« Lors de mes études en psychologie, j’ai exploré l’alliance thérapeutique, un concept clé dans la relation entre le psychologue et son client. Notre recherche portait sur les étapes nécessaires pour la construire et a montré son importance dans l’établissement de la confiance. Ce concept a également été étudié dans des contextes comme la relation médecin-patient. En médiation, j’ai souvent appliqué ces apprentissages, ce qui m’a aidé à créer des relations solides avec les parties. En le partageant avec des collègues, j’ai pu constater à quel point ce modèle était utile. Je le présente ici dans l’espoir qu’il puisse nourrir une réflexion constructive. » (Extrait de linkedin.com du 13/01/2025)
Les modes de prévention et de règlement des différends [PRD] s’inscrivent dans une évolution de nos systèmes de justice vers une plus grande implication des individus. Le Code de procédure civile du Québec, en vigueur depuis le 1er janvier 2016, encourage la participation des personnes à la résolution de leurs différends et de leurs litiges. Le concept de « justice participative » annonçait bien avant l’entrée en vigueur de ce code un tel changement de culture. Le présent article propose de vérifier si ces processus prennent part à une forme de « participation citoyenne » dans le monde de la justice. Le concept de participation se situe, certes, au cœur du développement des modes de PRD, cependant des conceptions différentes de la participation, plus ou moins éloignées de la logique citoyenne, ont émergé selon les époques et les acteurs engagés dans le développement de ces processus. Après avoir les avoir distinguées, nous proposons d’explorer dans quelle mesure la recherche sur la participation citoyenne invite à poser un regard critique sur la justice participative, notamment en s’intéressant à la capacité dont disposent les personnes à participer à la résolution de leurs différends ainsi qu’en interrogeant l’instrumentalisation grandissante des modes de PRD.
Abstract
Appropriate Dispute Resolution [ADR] methods are part of an evolution in our justice systems towards greater individual involvement. The Quebec Code of Civil Procedure, which has been in effect since January 1, 2016, encourages individuals to participate in resolving their own disputes and litigation. The concept of “participatory justice” heralded such a cultural shift long before the Code came into effect. This article aims to examine whether these ADR processes foster a form of “citizen participation” within the justice realm. The concept of participation is indeed at the heart of the development of ADRs. Over time, and with various actors involved in shaping these processes, diverse conceptions of participation have emerged, some deviating significantly from the citizen logic. After distinguishing between them, we propose exploring the extent to which research on citizen participation prompts a critical view of participative justice, notably by examining the ability of individuals to participate in resolving their disputes as well as questioning the growing instrumentalization of ADRs. (Extrit)

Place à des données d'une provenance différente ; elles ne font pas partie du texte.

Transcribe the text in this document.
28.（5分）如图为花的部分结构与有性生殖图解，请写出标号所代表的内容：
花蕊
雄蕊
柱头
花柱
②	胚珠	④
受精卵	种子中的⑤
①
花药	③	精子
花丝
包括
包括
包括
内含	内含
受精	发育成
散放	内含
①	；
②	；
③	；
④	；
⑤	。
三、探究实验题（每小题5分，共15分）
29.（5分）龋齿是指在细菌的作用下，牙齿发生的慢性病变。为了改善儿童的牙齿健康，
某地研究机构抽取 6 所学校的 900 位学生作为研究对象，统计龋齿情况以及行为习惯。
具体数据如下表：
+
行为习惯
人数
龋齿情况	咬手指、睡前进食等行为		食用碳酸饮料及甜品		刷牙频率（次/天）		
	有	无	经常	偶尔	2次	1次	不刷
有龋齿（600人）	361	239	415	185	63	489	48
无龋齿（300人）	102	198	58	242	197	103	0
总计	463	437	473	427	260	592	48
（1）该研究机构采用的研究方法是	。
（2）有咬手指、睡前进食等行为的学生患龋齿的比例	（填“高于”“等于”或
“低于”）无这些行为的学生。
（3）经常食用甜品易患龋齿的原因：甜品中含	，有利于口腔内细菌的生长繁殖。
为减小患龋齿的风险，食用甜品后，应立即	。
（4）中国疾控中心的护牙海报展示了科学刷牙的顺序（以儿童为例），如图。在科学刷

« La principale association française d’usagers des transports a annoncé jeudi avoir demandé à la Répression des fraudes d’infliger une amende à la compagnie aérienne espagnole Vueling pour défaut de service de médiation, pourtant obligatoire depuis neuf ans. » (Extrait lefigaro.fr du 9/01/2025)
« Après une année d’existence, le Pouvoir judiciaire de la République et canton de Genève peut d’ores et déjà dresser un bilan prometteur de l’activité du bureau et de son impact positif en matière de résolution amiable des conflits. En 2024, 670 médiations ont été initiées dans le cadre du nouveau dispositif et prises en charge financièrement par le Pouvoir judiciaire de la République et canton de Genève. 270 se sont terminées la même année et quelque 66% d’entre elles ont abouti à un accord. » (Extrait)
« Ce webinaire a eu lieu le jeudi 5 décembre 2024, de 18h30 à 19h30.
Il était animé par Mahé MAS-GAUCHEROT, Enseignante et chercheuse, médiatrice, co-déléguée régionale de l’ANM en région PACA, qui a échangé avec Marie-Claire BELLEAU, Professeure titulaire à la faculté de droit de l’Université de Laval, Médiatrice et arbitre accréditée sur le thème « Pourquoi et comment rendre la médiation contraignante ? Une perspective québécoise ».
Ce webinaire s’appuyait notamment sur une étude comparative menée par la Professeure Belleau, qui visait à identifier les moyens de rendre la médiation obligatoire. Il était donc question d’aborder les différentes approches en la matière, et d’échanger sur les confrontations qu’il pourrait pourtant y avoir avec la liberté d’entrer ou non en médiation. « (Extrait ANM)
Le développement de la médiation est un axe essentiel de la loi n° 019-222 de programmation 2018-2022.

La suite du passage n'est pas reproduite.